Cocol, el origen de uno de los panes más tradicionales y antiguos de México

El nombre de este pan de orígen prehispánico significa "apapacho"

En la época prehispánica, los panes se hacían con maíz, miel y semillas.

En la época prehispánica, los panes se hacían con maíz, miel y semillas. Crédito: El Mono Español | Creative Commons

¡Quiero mi cocol! es una frase que quedó en memoria de la actual cultura popular mexicana gracias al personaje “el tata” del actor Jorge Arvizu. El cocol es uno de los panes más antiguos de México y es perfecto para acompañar con un café de olla o un champurrado.

Es un apapacho

El nombre del cocol es náhuatl, que significa apapacho o cariño. Aunque algunos suelen relacionar al nombre del pan con la palabra cocolli, pero esta palabra significa enojo, por ello a un golpe también se le puede decir “cocoloazo”.

El cocol es un pan de dulce en forma de rombo que puede estar barnizado o cubierto con ajonjolí. Hay dos tipos de cocoles, con o sin relleno de queso.

El pan se prepara con harina de trigo con piloncillo y tiene un destacado sabor a anís, ya que esta especia se agrega a la masa; puede incluir trozos de piloncillo o nuez.

El Diccionario de la Gastronomía Mexicana señala que es un pan típico de regiones como Tlaxcala (donde hay una variedad que se elabora con la masa del pan de fiesta), Hidalgo y el Estado de México. También en Veracruz es un pan que se consume para el desayuno y la cena, típico en Perote.

El origen

El cocol existía desde la época prehispánica, se hacía con maíz, miel y semillas. Fue después de la llegada de los españoles a México que se empezó a hacer uso de harina de trigo, piloncillo, huevos, mantequilla y anís en el pan.

Hay una variedad de cocol que se considera el papá del cocol, se trata del chimistlán. Es un pan con forma de rombo que no tiene sésamo y tampoco está barnizado, también se le conoce como cocol mal hecho.

Incluso hay refranes sobre ambos panes como: “Ay, cocol, ya no te acuerdas cuando eras chimistlán”, como metáfora de las personas que ascienden en la escala social y olvidan su origen humilde, explica México Desconocido.

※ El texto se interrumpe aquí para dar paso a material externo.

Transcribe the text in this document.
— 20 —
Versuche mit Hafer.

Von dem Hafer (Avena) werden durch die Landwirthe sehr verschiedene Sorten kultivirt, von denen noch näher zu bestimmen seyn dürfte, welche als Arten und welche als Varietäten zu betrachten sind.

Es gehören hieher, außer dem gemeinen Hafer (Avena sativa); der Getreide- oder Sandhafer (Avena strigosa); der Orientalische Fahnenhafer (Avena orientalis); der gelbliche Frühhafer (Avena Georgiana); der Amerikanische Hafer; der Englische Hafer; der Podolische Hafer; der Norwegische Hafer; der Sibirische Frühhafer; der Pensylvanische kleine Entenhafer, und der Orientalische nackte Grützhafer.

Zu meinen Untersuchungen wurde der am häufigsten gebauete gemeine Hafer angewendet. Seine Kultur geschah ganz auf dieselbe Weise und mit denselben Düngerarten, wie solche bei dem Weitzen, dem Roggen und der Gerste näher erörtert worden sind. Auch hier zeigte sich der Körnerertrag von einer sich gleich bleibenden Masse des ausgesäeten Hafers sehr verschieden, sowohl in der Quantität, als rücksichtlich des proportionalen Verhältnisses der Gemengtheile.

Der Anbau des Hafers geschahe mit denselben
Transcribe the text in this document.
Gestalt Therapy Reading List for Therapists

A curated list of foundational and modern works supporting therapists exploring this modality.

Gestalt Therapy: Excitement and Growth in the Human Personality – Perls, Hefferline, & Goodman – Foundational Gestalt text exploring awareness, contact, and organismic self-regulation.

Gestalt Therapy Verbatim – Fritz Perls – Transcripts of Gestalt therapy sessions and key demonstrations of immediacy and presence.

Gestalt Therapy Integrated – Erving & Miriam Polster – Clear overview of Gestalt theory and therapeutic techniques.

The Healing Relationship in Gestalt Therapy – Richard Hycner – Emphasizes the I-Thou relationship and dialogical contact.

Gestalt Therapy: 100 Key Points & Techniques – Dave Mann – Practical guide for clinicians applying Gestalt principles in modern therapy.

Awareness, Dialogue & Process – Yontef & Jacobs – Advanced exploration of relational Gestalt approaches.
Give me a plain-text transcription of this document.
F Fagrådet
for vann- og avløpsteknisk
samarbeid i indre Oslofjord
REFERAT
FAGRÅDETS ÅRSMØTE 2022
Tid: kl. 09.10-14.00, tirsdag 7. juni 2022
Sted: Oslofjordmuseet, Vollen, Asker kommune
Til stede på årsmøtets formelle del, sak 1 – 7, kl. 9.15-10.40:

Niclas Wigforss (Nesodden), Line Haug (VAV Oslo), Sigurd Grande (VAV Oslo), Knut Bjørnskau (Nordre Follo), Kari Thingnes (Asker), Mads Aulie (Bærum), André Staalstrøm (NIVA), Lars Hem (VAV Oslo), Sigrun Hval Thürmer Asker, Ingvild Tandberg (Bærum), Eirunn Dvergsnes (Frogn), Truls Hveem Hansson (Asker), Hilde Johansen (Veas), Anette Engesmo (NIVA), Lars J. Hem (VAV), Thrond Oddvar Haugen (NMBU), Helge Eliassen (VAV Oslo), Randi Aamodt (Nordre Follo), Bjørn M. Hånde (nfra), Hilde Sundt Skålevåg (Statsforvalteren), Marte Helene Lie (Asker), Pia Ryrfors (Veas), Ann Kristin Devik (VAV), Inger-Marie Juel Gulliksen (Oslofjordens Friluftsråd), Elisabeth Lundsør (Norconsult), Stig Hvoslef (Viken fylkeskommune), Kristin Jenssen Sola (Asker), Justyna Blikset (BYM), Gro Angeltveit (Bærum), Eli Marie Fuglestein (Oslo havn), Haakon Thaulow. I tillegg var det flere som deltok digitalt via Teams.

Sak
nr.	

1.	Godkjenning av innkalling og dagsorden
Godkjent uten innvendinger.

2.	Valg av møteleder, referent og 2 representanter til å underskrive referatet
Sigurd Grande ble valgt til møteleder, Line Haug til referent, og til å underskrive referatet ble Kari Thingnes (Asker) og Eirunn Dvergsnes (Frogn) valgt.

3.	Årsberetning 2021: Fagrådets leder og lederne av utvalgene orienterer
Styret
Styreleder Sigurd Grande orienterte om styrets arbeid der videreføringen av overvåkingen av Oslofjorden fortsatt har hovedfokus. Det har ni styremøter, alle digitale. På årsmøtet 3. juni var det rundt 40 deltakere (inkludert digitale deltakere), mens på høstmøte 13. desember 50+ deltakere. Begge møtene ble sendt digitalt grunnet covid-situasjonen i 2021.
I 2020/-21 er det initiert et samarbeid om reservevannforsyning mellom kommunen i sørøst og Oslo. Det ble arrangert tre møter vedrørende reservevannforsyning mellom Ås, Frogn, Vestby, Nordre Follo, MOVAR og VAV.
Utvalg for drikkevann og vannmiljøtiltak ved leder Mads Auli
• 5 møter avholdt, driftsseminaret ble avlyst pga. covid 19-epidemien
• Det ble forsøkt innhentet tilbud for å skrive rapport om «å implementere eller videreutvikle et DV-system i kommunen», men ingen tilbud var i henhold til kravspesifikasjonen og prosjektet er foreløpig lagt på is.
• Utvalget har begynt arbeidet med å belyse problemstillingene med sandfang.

Puedes preparar ricos cocoles en casa, son deliciosos y sencillos en su preparación. Para ello te compartimos la receta.

Receta de cocoles de anís

Ingredientes

(10 piezas)

  • 500g harina
  • 220g agua
  • 1 cucharadita de anís
  • 50g piloncillo
  • 60g mantequilla
  • 5g sal
  • 2 sobres de levadura instantánea para pan (22 gramos)
  • 2 huevos+1 huevo para barnizar
  • 50g azúcar
  • Semillas de ajonjolí (sésamo) para espolvorear

Preparación

A fuego lento derrite el piloncillo en el agua. Agrega una cucharadita de anís y deja hervir por dos minutos. Retira del fuego y dejar enfriar.

Coloca el resto de los ingredientes de los ingredientes en un tazón o amasadora y ve agregando poco a poco el agua con piloncillo y anís; amasa por 10 minutos. Tapa la masa y déjala reposar por 1 hora.

Separa la masa en 10 piezas; primero forma como un bola, luego aplana (puedes ayudarte de un rodillo y dales forma de rombo oprimiendo los extremos.

Coloca las piezas en una bandeja engrasada con aceite aerosol y déjalas reposar por 45 minutos. Barniza con con huevo y espolvorea con semillas de ajonjolí.

Hornea los panes 180°C (precalentado) de 15 a 20 minutos hasta que estén cocidos.